NAM: SEC Must Make Changes to Cybersecurity Disclosure Rule
The Securities and Exchange Commission should rescind certain reporting requirements for cybersecurity incidents in its 2023 final cybersecurity rule, the NAM told the agency.
What’s going on: The NAM supports a rulemaking petition recently submitted by five financial industry groups that asks the SEC to “rescind the Form 8-K (Item 1.05) incident reporting requirements for cybersecurity incidents, as well as the corresponding Form 6-K requirements for foreign private issuers.”
The SEC should also do the following, according to the NAM:
- Rescind the four-day reporting requirement: The NAM asks the agency to stop mandating that public companies report on cybersecurity incidents within four business days. Instead of this rigid deadline, the NAM supports a return to a voluntary principles-based disclosure regime, whereby companies have more flexibility to disclose significant cybersecurity attacks to provide timely and useful information for shareholders.
- Allow more flexibility for companies to delay disclosures that could jeopardize national security or law enforcement investigations.

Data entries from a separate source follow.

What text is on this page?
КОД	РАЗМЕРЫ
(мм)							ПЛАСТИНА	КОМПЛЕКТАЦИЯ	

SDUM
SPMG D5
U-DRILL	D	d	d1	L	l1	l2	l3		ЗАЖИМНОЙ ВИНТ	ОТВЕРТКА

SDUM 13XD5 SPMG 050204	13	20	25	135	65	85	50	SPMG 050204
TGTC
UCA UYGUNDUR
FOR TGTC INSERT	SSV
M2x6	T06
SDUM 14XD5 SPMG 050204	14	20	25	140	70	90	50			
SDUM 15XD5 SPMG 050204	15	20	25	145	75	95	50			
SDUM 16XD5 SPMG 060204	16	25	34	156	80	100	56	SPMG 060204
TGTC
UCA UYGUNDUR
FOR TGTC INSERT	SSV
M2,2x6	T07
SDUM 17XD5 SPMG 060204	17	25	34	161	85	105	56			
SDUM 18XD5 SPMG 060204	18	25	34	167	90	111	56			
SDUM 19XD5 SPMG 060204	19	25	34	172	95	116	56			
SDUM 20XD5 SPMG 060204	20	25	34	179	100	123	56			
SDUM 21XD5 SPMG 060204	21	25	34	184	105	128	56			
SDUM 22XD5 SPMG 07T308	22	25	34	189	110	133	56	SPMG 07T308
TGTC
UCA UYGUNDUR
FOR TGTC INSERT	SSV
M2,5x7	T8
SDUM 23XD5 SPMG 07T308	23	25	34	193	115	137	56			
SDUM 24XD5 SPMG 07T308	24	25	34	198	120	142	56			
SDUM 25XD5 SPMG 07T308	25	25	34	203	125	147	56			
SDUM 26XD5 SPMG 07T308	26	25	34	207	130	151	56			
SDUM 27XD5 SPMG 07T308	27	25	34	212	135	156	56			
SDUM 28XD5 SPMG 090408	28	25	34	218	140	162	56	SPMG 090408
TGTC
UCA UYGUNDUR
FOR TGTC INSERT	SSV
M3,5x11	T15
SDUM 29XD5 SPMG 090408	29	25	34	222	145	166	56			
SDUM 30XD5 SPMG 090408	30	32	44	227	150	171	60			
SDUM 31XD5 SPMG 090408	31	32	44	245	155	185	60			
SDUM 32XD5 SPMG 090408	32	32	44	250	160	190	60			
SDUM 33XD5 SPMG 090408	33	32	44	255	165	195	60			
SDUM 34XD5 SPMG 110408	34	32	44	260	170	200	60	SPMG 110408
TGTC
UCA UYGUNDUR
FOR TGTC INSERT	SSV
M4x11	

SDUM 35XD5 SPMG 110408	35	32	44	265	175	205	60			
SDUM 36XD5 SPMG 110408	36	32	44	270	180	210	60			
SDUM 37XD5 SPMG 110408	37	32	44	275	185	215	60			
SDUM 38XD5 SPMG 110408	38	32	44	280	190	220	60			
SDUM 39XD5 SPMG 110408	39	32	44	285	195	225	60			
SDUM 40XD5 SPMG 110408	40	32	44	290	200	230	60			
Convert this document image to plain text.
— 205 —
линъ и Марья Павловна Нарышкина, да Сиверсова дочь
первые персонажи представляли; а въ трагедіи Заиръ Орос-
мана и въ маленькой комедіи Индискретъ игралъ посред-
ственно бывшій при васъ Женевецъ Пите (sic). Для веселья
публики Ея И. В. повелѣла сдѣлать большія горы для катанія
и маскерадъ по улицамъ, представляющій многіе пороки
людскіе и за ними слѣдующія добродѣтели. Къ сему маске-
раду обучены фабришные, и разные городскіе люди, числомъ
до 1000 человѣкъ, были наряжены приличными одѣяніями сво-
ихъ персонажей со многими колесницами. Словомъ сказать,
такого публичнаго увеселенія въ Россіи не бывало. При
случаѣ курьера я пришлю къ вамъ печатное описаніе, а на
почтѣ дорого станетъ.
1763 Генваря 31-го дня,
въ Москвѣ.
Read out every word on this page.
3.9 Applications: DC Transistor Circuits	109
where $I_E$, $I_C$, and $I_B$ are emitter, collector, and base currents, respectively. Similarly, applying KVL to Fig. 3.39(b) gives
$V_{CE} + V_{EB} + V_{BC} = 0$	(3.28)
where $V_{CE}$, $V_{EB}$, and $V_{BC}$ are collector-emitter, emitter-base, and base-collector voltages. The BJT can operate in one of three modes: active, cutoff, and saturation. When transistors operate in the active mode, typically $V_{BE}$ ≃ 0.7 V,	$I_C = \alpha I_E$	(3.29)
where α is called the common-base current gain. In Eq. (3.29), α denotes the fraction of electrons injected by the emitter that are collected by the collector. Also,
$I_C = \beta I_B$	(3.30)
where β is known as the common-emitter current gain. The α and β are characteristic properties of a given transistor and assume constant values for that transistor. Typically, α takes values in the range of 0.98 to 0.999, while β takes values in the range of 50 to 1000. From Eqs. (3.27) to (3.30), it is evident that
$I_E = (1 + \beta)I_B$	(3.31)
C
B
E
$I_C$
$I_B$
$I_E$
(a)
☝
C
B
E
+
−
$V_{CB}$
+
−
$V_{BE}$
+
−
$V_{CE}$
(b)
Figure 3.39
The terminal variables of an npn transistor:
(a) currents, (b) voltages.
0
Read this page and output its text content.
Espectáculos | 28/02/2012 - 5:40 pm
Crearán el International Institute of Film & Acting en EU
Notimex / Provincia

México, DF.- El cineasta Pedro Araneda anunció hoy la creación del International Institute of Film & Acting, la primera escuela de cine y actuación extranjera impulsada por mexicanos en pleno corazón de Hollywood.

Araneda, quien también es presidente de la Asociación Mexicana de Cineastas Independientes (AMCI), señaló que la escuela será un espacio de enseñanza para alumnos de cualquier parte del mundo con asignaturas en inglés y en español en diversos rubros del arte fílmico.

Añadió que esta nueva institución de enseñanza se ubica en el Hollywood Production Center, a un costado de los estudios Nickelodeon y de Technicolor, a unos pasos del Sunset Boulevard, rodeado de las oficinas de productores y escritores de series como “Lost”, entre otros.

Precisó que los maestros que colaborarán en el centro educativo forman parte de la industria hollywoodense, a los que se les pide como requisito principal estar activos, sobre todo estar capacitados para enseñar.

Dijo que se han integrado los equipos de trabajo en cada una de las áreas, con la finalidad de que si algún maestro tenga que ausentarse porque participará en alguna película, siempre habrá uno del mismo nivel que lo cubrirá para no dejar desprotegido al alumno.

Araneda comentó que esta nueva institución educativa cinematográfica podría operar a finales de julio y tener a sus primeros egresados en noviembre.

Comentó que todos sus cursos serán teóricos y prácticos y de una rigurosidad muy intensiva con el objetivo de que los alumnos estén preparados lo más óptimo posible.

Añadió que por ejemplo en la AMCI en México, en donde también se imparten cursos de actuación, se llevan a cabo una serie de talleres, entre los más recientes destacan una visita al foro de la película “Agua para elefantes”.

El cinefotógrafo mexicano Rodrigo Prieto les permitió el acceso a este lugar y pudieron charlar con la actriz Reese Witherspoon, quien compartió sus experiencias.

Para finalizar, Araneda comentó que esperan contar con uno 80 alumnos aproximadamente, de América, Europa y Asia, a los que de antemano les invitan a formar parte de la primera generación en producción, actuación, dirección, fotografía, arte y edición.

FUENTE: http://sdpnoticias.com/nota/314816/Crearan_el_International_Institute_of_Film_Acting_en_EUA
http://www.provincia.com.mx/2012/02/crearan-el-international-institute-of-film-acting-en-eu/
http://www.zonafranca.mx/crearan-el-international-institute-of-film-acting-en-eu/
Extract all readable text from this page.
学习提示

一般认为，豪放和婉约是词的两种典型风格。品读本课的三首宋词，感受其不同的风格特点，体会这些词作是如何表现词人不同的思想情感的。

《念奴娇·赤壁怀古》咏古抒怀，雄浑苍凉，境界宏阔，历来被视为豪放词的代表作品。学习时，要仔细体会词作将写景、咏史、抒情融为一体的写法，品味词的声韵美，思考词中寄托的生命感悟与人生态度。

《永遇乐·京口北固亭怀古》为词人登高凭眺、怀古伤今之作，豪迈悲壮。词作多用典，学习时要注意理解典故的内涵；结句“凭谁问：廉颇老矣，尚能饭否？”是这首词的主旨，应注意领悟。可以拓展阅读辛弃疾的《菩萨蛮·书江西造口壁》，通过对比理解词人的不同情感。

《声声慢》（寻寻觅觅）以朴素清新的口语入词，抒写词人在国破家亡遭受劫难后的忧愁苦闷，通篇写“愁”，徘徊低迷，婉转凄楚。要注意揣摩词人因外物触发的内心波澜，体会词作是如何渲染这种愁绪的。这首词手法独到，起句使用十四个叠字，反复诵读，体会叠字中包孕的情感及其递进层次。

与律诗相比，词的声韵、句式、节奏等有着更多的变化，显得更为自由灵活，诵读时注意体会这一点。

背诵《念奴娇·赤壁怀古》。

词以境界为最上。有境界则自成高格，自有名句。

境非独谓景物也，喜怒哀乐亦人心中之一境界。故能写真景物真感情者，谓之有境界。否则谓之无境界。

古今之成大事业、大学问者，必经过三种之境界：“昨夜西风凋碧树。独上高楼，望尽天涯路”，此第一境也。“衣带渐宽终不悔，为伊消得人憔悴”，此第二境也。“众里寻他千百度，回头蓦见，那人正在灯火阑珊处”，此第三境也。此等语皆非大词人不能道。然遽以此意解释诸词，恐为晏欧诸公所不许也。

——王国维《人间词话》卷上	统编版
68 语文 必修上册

The NAM asks the SEC to broaden a narrow exception that requires companies to obtain permission from the U.S. attorney general within four business days to delay public disclosure, an impractical requirement for most manufacturers.
Why the SEC should do it: The current four-business day reporting mandate provides manufacturers “with insufficient flexibility to delay or forgo disclosure to investigate and respond to an incident, work with law enforcement or avoid tipping off attackers,” NAM Managing Vice President of Policy Charles Crain explained.
- The mandatory disclosure deadline has “increase[d] costs and complexity for businesses” and has the potential to “mislead investors and ultimately create significant risks for shareholders and the broader economy that would eclipse the potential benefits of reporting.”
- The SEC’s incident reporting mandate also harms shareholders by diverting company resources from efforts to address the impact of a cybersecurity attack.
- Finally, requiring that companies issue public reports while a cybersecurity incident is ongoing could provide information helpful to the perpetrators or other bad actors.
The last word: “The NAM strongly supports a more flexible approach to cybersecurity reporting, and manufacturers respectfully encourage the SEC to amend its 2023 cybersecurity rule to more appropriately reflect the important concerns of public companies, shareholders, law enforcement and national security agencies,” Crain said.